The capture of the structural metadata often proved to be particularly challenging. Many of the books did not incorporate traditional Western publishing practices. For example, some books did not contain printed page numbers or a table of contents. Others were divided into several parts with each part beginning its pagination sequence over again, or the first part would read from left to right while the second part would read from right to left. Some of the books contained complex foldouts (e.g., maps) without pagination clues, while other texts contained missing pages (obtained via Interlibrary Loan), duplicate pages, wrong page order (reorganized upon disbinding), or multiple photocopied "pages" on one page.

Digitization of the Texts

Rather than outsource the digitization of the texts as its normal custom, the DRL elected to scan the texts itself, and to do so from the original source (instead of the microfilmed versions) in order to better control and manage the digitization process. The DRL choose this method because of concern with properly coordinating the image pagination of the digital surrogates since many of the original texts do not contain Roman or Arabic numerals. Moreover, many of the texts necessitated scanning in "reverse" order (from right to left) since they are not read in the traditional Western practice of left to right.
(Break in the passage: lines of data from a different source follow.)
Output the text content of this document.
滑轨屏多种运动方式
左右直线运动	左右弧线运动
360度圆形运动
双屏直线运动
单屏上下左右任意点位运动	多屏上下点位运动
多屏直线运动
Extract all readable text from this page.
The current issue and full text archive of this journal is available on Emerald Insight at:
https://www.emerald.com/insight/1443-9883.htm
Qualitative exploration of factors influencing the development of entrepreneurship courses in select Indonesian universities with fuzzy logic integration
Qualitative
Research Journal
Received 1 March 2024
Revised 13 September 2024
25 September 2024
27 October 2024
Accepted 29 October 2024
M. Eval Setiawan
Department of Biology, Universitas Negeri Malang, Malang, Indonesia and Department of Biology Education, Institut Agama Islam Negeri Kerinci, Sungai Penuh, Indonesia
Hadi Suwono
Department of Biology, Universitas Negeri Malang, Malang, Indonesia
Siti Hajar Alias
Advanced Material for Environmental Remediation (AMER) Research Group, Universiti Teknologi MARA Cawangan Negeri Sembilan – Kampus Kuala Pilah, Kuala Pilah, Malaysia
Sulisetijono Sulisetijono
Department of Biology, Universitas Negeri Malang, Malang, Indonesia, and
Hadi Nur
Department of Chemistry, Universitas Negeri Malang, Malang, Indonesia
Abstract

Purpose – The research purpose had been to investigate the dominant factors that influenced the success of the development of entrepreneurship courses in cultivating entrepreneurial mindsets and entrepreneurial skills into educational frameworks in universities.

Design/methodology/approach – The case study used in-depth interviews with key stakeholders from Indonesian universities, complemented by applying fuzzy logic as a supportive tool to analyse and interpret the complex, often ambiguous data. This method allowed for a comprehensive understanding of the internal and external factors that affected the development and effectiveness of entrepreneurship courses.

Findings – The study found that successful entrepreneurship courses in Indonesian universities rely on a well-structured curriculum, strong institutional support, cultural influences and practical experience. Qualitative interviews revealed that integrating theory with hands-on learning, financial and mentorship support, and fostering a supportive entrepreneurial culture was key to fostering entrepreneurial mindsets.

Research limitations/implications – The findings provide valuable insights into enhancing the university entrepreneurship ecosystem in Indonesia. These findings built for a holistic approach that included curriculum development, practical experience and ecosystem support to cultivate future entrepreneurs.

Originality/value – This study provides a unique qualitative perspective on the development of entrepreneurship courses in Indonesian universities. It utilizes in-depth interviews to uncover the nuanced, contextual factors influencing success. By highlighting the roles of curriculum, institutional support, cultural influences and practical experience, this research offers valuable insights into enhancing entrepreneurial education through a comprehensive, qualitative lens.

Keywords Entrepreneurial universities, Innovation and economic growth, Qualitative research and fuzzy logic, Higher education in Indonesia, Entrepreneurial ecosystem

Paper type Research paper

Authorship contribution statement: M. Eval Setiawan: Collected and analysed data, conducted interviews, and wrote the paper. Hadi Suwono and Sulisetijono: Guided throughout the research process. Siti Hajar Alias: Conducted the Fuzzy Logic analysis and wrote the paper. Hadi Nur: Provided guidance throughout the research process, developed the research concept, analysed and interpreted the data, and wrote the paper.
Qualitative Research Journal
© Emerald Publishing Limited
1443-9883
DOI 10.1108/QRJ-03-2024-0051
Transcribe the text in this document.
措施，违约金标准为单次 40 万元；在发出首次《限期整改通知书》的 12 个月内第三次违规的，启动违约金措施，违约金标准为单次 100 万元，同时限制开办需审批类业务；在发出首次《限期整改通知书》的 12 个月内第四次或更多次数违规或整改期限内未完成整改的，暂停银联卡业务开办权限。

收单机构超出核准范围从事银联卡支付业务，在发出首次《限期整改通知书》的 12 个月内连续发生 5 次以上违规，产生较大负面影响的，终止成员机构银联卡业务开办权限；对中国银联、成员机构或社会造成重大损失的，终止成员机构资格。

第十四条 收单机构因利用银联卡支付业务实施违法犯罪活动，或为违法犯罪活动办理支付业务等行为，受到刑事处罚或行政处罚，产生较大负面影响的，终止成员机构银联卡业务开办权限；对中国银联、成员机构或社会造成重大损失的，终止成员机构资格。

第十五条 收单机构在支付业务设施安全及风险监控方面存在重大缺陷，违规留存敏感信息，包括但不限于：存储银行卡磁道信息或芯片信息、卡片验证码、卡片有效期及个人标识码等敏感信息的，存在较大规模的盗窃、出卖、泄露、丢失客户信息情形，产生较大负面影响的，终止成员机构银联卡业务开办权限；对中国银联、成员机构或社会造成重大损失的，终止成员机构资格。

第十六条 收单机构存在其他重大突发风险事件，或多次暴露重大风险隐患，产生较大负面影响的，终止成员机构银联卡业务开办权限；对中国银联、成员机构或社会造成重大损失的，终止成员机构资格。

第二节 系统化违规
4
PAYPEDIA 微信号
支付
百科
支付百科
The ULS Preservation Department disbound the texts for digitization by the DRL (and subsequently microfilming by Preservation Resources). The DRL digitized the texts (10,500 images) on an in-house flatbed scanner and created high-quality master images (600 dpi, 1-bit TIFF 6.0 format).

Serving the Texts Online

The DRL mounts its text collections by employing middleware from the University of Michigan’s Digital Library eXtension Service (DLXS). Access to this suite of tools, along with a licensed SGML-aware search engine (XPAT), enables the DRL to index and serve digital library content. The DRL modified its existing scripts that convert text files (in this case, only bibliographic and structural metadata) into SGML. On-the-fly GIF images are derived from the TIF images for viewing on the Web.

The DRL elected not to provide the ability to search the metadata as originally planned. Searching was curtailed due to the small quantity of texts and the potential confusion to the user when attempting to search the English translations of the metadata, rather than Pinyin. Instead the the DRL created a simple browse page to access the texts by category (Primary sources, Reference works) and topic/type.

The DRL also created links to access each text's bibliographic record found in the University of Pittsburgh’s local catalog (PITTCat) to enable the user to obtain the physcial item, or know where it is shelved.

Website Design and Dissemination

The DRL worked closely with the student intern to create the general structure, components and navigation of the website. However, the student was responsible for the website's graphic design and layout.

The website was publicly released on 3 May 2005. The EAL created a cataloging record in PITTCat for the website as a whole. Further, a new MARC record was created for each digital text surrogate (i.e., computer file) and uploaded in PITTCat and WorldCat. These steps will ensure multiple resource discovery points.